Похороны Львовой состоялись 27 ноября, в них участвовали Ходасевич, Шершеневич, Б. А. Садовской. Брюсов на похоронах не присутствовал: в ночь самоубийства, потрясенный случившимся, он спешно выехал из Москвы в Петербург. В день похорон в Москву из Петербурга прибывал Эмиль Верхарн. Брюсов, друживший с бельгийским поэтом, преклонявшийся перед его творчеством, был основным инициатором его российского турне, однако сопровождать Верхарна в Москве тогда он был не в силах[724]. О его внутреннем состоянии достаточно выразительно свидетельствует краткая записка, отправленная из Петербурга 25 ноября А. А. Шестеркиной (его былой возлюбленной и конфидентке, посвященной в обстоятельства отношений с Львовой); почерк, которым написан этот текст, лишь отдаленно напоминает брюсовский:
«Напишите мне
Русская Мысль
Пете<р>б<ург>
Напишите всё
Пишите жестоко
Я хочу жестокости
Простите бред
Я брежу
Напишите всё
«Кажется, вчера я наделал много глупостей, — писал Брюсов на следующий день жене. — Послал два очень глупых истерических письма Шестеркиной и, тоже глупое, брату Н<адежды> Г<ригорьевны>[727]. Если бы эти письма попали Тебе в руки, не читай их. Не думай также, что я писал их под влиянием морфия. Нет. Все это так на меня повлияло, что я его почти не касаюсь. Вероятно, здесь же и брошу, сразу. Но я очень подавлен случившимся. Полагаю, что Ты понимаешь мое состояние. Отчасти ведь и на Тебе лежит ответственность. Не будь Тебя, не было бы и этого. Ты не виновата, никто не станет спорить, но Ты — среди причин, это бесспорно. Пытаюсь успокоиться и овладеть собой. Может быть, удастся. Пока оставь меня одного, мне это так нужно, очень. Во всяком случае, если жить дальше, то совершенно по-другому. Со вчерашнего дня я прежний исчез: будет ли „я“ другой, еще не знаю. Но „Валерий Брюсов“, тот, что был 40 лет, умер»[728].

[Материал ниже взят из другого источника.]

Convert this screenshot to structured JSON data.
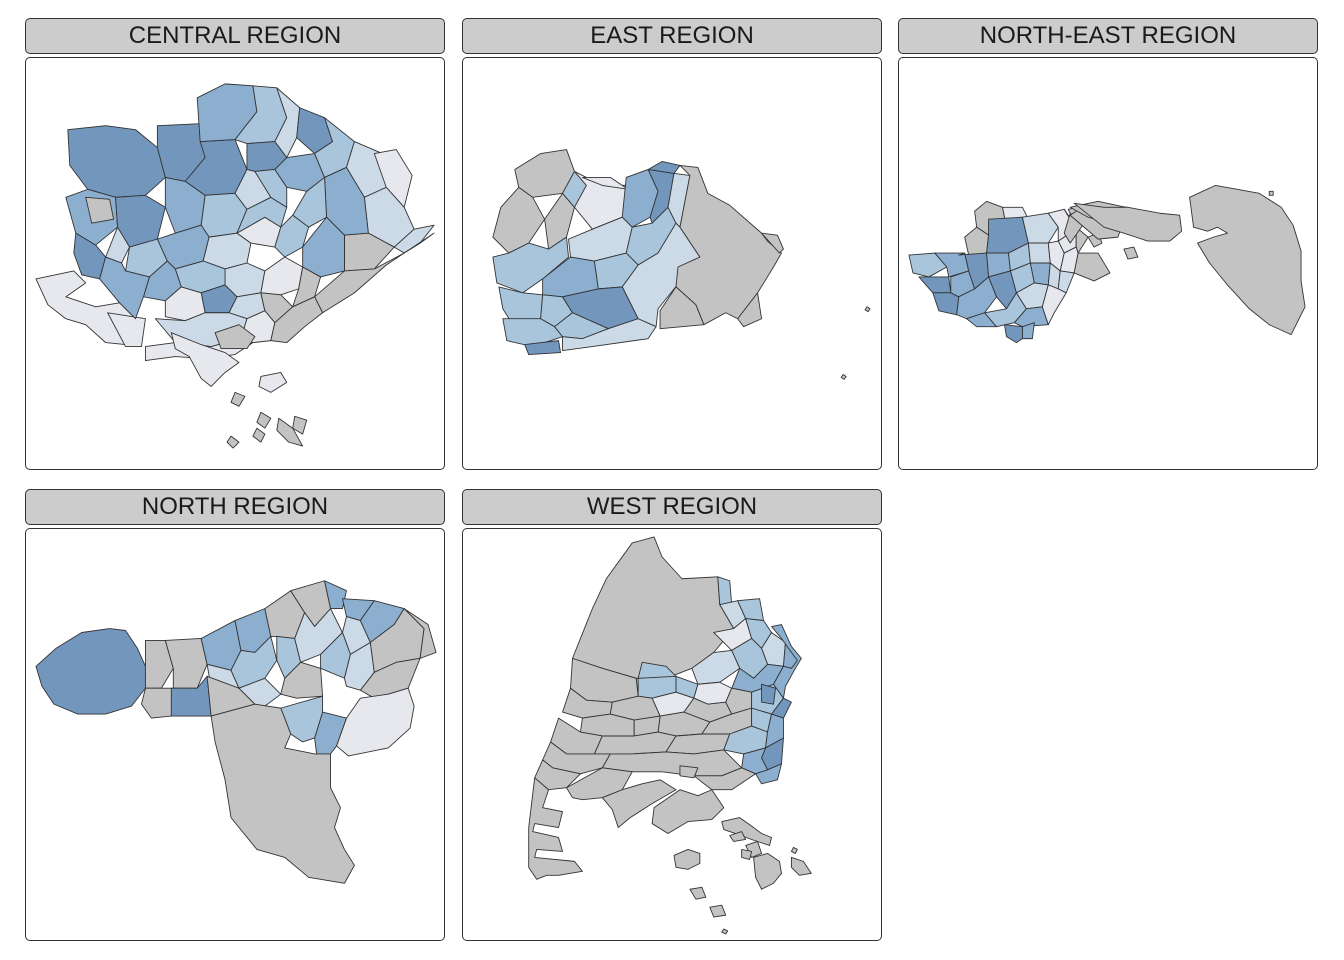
{
  "facets": [
    {
      "id": "central",
      "label": "CENTRAL REGION"
    },
    {
      "id": "east",
      "label": "EAST REGION"
    },
    {
      "id": "north_east",
      "label": "NORTH-EAST REGION"
    },
    {
      "id": "north",
      "label": "NORTH REGION"
    },
    {
      "id": "west",
      "label": "WEST REGION"
    }
  ],
  "colors": {
    "missing": "#c3c3c3",
    "scale": [
      "#e6e8ee",
      "#cbdae6",
      "#a8c5dc",
      "#8cafd0",
      "#7396bd",
      "#6b8fb8"
    ],
    "border": "#333333",
    "strip_background": "#cccccc"
  }
}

О переживаемом внутреннем переломе Брюсов говорил и в письме к Шестеркиной от 26 ноября: «Эти дни, один с самим собой, на своем Страшном Суде, я пересматриваю всю свою жизнь, все свои дела и все помышления. Скоро будет произнесен приговор». В день похорон Львовой, 27 ноября, он признавался в письме к ней же: «Я еще ничего не знаю. Только начинаю здраво мыслить. Мне надо решить нечто важное: о себе и своей жизни. Как жить и жить ли. Я теперь говорю это просто и трезво. Без истерики я думаю об этом и решу не в безумии, но в полном сознании. Прошу очень: сегодня же напишите мне и пошлите письмо с курьерским поездом Ник<олаевской> д<ороги>, чтобы я непременно получил его завтра. Сообщите всё, беспощадно и прямо. Сообщите, что Вам говорили обо мне все, друзья и враги, и даже те, о которых не смею думать (ее отец, мать, брат). Мне надо знать беспощадную истину»[729].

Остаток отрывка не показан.